The strategies to suppress EZH2 contain inhibition of double EZH1/EZH2 and inhibitors that disrupt the PRC2 structure. Other strategies for the degradation of EZH2 are attempts to deliver specific drugs and siRNAs together with nanoparticles.30-32 Cisplatin and oxaliplatin are a member of platinum drugs and the first-line chemotherapy for gastric cancer. Cisplatin resistance is an important strategy in gastric cancer chemotherapy.

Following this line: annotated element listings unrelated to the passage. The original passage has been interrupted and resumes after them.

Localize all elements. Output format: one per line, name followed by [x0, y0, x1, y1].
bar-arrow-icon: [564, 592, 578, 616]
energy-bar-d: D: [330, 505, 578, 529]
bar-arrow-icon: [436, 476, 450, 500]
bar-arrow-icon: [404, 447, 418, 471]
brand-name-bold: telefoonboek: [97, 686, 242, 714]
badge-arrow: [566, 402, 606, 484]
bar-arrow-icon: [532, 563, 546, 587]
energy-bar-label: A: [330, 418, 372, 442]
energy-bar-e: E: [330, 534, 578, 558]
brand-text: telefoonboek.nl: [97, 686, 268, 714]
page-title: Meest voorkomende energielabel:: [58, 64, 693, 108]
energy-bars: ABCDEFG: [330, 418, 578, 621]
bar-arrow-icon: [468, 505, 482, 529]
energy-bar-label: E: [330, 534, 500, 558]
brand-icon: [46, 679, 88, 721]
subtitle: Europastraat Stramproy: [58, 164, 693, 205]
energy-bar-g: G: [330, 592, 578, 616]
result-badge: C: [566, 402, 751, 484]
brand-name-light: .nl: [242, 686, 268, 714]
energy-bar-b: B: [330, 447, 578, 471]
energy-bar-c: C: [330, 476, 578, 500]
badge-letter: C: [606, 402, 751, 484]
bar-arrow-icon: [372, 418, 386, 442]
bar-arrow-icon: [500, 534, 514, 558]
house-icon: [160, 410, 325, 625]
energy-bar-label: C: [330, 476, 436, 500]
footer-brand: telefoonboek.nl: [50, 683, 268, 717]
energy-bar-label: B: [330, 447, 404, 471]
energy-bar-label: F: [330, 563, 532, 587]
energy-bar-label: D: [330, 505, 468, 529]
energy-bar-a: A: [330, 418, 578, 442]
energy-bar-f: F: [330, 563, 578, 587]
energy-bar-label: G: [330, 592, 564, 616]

The inhibition of EZH2 by siRNA improves cisplatin resistance in AGS gastric cancer cells.33 Another study showed that DZNep as a histone methyltransferase inhibitor reverses cisplatin resis-tance of gastric cancer cells through the inhibition of HIF-1α, Wnt/β-catenin signaling molecules, and EZH2 protein.34 Nevertheless, the knockdown of lncRNA HOXD cluster antisense RNA 1 (HOXD-AS1) has reversed cisplatin resistance through the epigenetic silencing of programmed cell death 4 via binding to EZH2 in gastric cancer cells.35
CONCLUSION
Enhanced EZH2 expression is a biomarker of metastasis in various cancers, such as prostate, breast, hepatocellular carcinomas, colorectal cancer, lung cancer, and gastric cancer. Nevertheless, the clinical importance and molecular mechanisms of EZH2 controlling gastric cancer progression are well known. This review provided roles of the dysregulation of EZH2 in gastric cancer and possible mechanisms for the suppression of EZH2 activity.